Sample size, however, has a profound effect on the sampling distribution!

sample_max_distribution(500)

Want to convince yourself that the number of trials really doesn’t change our sampling distribution? See if you can modify the function above to add a number_of_trials argument and check it over a handful of values!

It so happens that the sample size does have a pretty profound effect on most sampling distributions. Let’s see what happens when we increase the sample size.

# You don't need to understand this plotting code, but congrats if you do :)
import matplotlib.pyplot as plt

def plot_three_sampling_distributions(sample_sizes):
    """
    Simulates the sampling distribution of sample max for three different sample
    sizes, then plots them side-by-side.
    """

    # Create a figure to hold three charts on the same row
    fig, axes = plt.subplots(1, 3, sharey=True,
                             constrained_layout=True, figsize=(10, 3))
    fig.suptitle('Sample Distributions of Max Weight')

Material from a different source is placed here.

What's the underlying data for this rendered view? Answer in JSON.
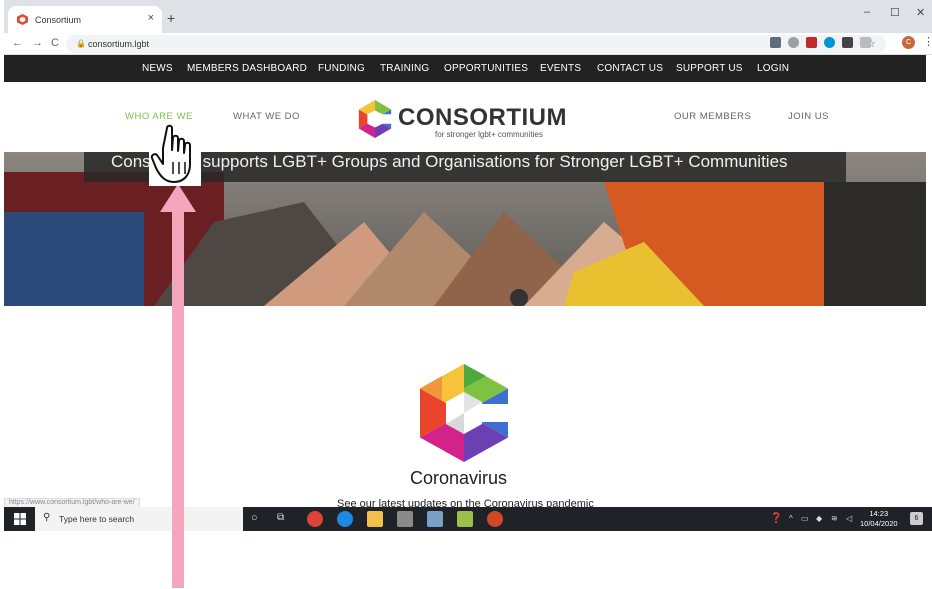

    # Simulate the sampling distribution for each sample size
    for i in range(len(sample_sizes)):
        
        sample_max_distribution(sample_sizes[i], ax=axes[i])
        axes[i].set_title('n='+str(sample_sizes[i]))
plot_three_sampling_distributions([50, 150, 300])

As sample size increases, the sampling distribution changes significantly – this is the case for practically any metric we choose to study. Once again, with a larger sample size, our result is better (in this case, more consistent).